Parole d’avocat. La justice française est-elle trop lente ?

Peut-on faire un procès à la justice française ?

Parmi les reproches fait à la justice française : 95 % des Français estiment qu’elle est trop lente, trop complexe, 80% estiment que « le langage judiciaire est peu compréhensible » et pour plus de la moitié des français, la justice n’est d’ailleurs pas efficace.

Contrairement aux idées reçues, le système français d’accès à la justice pour les citoyens les plus modestes est l’un des meilleurs d’Europe, en d’autres termes, vous disposez de la meilleure aide juridictionnelle.

Et la France, contrairement à d’autres pays européens comme l’Italie et l’Autriche, n’a pas établi de taxes et de réels droits d’entrée au contentieux.

Alors pourquoi cette image d’inefficacité qui lui colle à la peau ?

Et bien surtout pour une question de lenteur. L’accès à la justice constitue un droit fondamental pour tout le monde et son cas doit être jugé dans un délai dit « raisonnable ». 

Pourtant dans les affaires criminelles en droit pénal, qui traitent de viol, de meurtre, de terrorisme, il s’écoule en moyenne plus de trois ans – entre le début de l’instruction et la première audience de jugement.

Dans les affaires civiles, il s’écoule, là aussi en moyenne, plus d’une année et demie entre l’introduction de l’affaire et la première audience. Dans un contentieux administratif, le délai est quant à lui de 12 mois. Il y a même des procédures qui s’étalent sur 10 ans entre la première instance et la Cour de Cassation.

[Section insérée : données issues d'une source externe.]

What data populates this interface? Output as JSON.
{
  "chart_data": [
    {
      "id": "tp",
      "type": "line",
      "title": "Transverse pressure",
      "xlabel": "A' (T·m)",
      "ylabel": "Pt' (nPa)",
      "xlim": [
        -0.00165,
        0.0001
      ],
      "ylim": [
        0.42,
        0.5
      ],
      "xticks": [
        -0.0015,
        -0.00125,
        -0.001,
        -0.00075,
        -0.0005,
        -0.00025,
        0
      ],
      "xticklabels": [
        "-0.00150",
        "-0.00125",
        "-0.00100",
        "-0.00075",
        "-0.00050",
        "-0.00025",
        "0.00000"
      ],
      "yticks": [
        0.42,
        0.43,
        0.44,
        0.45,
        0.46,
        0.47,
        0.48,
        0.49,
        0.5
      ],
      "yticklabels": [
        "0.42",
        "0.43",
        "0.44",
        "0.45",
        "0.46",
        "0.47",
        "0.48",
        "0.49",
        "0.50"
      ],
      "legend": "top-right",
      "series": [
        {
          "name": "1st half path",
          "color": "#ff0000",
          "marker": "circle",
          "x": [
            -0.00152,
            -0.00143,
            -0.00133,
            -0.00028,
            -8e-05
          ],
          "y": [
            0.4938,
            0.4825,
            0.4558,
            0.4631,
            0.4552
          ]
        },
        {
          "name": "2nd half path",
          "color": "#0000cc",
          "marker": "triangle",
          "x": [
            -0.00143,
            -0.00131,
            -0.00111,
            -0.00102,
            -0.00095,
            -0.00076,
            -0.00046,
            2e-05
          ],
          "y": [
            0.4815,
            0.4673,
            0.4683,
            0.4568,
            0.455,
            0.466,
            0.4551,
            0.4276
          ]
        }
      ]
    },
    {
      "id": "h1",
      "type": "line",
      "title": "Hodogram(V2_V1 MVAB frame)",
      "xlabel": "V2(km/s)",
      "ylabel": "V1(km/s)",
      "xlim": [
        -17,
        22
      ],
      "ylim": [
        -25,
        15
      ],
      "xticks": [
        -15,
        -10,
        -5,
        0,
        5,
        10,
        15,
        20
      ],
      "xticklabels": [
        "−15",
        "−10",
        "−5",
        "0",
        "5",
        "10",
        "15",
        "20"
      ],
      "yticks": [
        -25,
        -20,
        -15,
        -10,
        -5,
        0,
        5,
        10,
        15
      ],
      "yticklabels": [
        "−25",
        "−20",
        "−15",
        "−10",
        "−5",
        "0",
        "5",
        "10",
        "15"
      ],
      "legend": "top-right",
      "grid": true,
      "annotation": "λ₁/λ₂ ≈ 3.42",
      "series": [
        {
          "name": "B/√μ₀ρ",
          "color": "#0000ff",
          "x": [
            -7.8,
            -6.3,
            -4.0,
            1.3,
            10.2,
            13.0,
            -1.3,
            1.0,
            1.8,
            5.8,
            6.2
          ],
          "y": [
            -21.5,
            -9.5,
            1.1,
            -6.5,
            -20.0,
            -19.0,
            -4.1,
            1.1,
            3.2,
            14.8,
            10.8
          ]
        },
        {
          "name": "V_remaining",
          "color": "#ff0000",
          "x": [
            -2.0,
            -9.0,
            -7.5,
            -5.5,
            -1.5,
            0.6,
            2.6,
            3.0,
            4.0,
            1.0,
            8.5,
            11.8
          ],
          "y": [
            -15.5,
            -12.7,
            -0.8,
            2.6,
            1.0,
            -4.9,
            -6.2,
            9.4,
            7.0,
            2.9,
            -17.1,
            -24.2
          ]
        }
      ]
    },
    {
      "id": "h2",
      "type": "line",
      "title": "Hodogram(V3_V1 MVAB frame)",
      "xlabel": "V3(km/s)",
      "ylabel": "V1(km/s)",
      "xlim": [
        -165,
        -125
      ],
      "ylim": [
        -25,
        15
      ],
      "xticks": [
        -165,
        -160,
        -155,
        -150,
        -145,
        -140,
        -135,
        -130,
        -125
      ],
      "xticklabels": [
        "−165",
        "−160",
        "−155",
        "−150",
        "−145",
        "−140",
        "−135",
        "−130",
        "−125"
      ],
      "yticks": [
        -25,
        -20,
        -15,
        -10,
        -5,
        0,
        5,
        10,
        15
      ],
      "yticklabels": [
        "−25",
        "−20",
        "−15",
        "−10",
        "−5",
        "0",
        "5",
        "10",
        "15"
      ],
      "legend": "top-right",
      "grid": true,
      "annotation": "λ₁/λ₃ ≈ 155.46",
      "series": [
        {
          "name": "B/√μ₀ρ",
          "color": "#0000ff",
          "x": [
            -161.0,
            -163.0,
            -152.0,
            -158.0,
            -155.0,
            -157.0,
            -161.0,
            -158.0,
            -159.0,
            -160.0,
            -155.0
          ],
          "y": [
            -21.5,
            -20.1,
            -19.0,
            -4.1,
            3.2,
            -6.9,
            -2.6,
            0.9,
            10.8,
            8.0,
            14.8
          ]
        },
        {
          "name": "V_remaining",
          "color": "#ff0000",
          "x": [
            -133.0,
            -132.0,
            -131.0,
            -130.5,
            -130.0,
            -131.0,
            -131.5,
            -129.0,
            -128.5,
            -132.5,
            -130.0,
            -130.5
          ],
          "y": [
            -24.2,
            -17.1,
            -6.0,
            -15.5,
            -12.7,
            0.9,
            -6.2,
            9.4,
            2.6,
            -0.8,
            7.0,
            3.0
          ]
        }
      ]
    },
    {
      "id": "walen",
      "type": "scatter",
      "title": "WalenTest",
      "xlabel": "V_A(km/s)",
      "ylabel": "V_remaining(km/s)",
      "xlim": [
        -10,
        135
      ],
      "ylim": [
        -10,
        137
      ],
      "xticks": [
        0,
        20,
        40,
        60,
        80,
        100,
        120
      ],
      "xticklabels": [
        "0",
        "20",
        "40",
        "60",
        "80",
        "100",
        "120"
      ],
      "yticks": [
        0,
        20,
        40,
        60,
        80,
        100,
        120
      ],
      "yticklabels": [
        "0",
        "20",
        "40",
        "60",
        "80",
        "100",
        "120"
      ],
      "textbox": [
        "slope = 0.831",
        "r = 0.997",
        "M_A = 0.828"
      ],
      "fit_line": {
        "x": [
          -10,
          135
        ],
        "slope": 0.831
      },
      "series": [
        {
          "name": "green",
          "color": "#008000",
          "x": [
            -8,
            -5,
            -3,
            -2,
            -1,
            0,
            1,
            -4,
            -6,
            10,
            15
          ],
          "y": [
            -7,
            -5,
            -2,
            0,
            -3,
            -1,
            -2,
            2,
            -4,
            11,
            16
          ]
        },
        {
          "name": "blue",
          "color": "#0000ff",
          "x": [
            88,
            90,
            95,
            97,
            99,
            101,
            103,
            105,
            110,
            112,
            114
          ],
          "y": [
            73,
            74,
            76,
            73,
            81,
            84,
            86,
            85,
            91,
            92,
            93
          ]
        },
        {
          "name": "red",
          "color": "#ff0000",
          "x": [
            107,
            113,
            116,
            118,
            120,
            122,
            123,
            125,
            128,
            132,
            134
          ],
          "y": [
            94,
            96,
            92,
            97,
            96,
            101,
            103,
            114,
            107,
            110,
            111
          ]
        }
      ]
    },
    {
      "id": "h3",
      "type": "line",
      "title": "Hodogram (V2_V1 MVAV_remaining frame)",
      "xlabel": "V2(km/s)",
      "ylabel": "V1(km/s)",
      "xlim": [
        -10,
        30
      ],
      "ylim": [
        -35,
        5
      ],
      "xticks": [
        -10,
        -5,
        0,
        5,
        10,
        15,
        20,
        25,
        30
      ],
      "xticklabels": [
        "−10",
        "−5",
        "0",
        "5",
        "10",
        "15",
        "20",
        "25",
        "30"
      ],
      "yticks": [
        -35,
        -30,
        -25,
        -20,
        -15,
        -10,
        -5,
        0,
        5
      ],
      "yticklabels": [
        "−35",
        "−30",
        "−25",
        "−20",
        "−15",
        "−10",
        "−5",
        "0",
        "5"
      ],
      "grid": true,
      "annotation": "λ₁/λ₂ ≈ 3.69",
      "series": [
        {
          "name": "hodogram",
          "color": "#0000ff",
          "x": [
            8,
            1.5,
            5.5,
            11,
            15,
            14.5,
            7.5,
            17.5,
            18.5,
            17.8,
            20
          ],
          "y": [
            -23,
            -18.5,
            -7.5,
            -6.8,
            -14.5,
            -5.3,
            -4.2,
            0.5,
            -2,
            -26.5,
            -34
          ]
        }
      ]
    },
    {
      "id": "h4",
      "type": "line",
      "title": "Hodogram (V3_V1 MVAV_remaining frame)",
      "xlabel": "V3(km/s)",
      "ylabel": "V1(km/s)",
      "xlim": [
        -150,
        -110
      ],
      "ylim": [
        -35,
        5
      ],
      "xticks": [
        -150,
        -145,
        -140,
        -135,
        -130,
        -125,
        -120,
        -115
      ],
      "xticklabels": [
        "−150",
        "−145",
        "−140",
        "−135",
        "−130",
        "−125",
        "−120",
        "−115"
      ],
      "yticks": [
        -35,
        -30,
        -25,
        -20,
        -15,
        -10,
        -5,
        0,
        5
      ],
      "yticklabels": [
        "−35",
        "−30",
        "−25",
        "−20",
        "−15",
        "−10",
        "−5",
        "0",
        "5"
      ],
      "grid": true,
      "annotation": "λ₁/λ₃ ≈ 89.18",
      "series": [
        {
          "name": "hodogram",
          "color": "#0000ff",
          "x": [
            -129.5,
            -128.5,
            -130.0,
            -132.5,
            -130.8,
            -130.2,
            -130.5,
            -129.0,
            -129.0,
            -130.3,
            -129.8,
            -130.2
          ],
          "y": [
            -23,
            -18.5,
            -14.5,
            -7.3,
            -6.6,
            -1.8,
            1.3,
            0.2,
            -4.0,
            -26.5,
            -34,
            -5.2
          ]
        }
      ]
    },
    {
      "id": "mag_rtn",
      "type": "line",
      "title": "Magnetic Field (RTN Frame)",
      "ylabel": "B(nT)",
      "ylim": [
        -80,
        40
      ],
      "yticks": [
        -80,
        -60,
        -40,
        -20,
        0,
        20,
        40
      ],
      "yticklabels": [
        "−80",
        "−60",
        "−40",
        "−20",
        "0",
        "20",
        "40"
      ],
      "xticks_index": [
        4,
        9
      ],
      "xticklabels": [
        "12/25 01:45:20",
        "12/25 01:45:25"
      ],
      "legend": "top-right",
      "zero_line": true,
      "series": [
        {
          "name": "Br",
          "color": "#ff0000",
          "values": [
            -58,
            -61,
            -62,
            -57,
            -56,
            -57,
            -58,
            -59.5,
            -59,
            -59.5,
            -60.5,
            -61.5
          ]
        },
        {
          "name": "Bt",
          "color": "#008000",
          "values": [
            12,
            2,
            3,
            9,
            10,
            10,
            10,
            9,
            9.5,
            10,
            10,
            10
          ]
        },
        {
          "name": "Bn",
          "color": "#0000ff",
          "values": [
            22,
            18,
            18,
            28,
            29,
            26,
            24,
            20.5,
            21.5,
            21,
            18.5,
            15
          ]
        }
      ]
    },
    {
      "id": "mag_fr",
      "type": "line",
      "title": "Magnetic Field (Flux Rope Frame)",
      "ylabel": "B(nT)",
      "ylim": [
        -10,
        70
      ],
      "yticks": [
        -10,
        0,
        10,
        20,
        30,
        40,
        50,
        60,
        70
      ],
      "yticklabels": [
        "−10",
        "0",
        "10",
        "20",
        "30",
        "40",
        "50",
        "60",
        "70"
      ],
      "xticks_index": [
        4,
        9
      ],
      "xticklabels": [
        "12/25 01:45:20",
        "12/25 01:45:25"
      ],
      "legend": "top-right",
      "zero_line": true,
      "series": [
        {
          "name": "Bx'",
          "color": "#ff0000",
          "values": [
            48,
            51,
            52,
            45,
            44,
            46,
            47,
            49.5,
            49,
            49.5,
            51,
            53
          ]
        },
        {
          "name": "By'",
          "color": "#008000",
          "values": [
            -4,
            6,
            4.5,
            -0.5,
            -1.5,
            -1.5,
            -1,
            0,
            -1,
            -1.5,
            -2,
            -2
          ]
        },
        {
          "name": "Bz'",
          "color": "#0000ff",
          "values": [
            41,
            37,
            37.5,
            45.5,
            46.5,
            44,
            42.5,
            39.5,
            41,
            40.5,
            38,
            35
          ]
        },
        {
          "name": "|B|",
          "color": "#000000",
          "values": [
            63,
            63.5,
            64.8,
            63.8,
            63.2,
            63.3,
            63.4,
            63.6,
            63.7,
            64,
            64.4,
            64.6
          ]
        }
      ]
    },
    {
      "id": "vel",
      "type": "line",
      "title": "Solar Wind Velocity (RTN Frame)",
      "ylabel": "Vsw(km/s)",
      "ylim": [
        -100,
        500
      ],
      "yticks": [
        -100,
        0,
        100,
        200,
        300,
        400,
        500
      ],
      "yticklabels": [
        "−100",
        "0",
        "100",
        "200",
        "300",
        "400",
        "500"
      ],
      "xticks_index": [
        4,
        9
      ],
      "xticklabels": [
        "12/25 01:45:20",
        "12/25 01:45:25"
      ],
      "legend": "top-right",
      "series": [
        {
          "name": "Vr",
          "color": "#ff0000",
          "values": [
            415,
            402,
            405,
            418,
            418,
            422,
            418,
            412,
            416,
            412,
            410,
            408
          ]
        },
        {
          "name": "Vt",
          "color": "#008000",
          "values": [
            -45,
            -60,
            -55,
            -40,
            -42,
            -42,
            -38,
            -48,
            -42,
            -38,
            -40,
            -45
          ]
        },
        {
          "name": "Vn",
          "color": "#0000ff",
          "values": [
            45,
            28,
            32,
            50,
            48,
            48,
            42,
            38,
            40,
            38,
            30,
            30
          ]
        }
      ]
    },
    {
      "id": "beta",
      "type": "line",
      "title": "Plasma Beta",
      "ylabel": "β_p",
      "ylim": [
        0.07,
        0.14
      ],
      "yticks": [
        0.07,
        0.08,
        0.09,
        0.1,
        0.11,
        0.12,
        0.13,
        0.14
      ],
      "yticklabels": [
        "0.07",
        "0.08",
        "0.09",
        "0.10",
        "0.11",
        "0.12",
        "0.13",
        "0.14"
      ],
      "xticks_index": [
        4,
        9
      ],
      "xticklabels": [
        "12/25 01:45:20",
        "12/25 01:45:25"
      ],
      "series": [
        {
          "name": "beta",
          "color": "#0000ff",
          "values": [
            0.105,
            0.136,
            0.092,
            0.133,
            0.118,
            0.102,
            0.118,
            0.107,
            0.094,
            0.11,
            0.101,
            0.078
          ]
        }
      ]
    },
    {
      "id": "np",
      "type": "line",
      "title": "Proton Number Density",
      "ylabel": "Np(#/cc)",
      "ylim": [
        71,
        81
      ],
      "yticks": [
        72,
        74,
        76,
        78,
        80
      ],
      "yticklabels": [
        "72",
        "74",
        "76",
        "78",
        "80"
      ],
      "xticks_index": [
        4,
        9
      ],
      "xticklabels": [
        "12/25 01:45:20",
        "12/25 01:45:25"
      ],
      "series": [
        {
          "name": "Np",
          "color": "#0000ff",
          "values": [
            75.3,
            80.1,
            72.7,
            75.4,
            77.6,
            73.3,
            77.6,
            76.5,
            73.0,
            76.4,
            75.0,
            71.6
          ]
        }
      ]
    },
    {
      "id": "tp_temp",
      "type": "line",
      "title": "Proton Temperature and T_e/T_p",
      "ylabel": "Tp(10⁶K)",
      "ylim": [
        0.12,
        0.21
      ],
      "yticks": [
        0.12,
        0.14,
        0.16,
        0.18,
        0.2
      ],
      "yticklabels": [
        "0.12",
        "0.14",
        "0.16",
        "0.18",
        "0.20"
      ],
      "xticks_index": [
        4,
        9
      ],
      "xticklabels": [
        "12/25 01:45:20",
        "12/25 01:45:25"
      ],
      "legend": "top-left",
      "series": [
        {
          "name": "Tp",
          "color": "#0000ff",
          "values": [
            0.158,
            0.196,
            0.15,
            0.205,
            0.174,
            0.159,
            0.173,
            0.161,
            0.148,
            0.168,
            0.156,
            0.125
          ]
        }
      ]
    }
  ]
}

Dans ces conditions, on comprend que la France soit régulièrement condamnée pour non-respect du « délai raisonnable » par la Cour européenne des droits de l’homme, devant la laquelle les procédures durent en moyenne près de deux ans.

Par exemple, un ancien salarié d’un grand groupe industriel français a saisi le Tribunal des affaires de la sécurité sociale en 2009 pour faire reconnaitre que la maladie dont il souffrait était une maladie professionnelle. Il a dû attendre plus de 5 ans avant que le Tribunal de la sécurité sociale ne rende sa décision. Entre temps, il a saisi les tribunaux pour faire constater qu’il subissait une procédure trop longue. Au printemps dernier, l’Etat a été condamné à lui verser 5.000 euros de dommages et intérêts.

Finalement, les situations les plus graves sont celles des personnes placées en détention provisoire car on est présumé innocent jusqu’à une décision de justice en ait prouvé le contraire. A en croire les statistiques officielles : la moitié des personnes placées en détention provisoire ont passé plus de deux ans derrière les barreaux avant d’obtenir un jugement.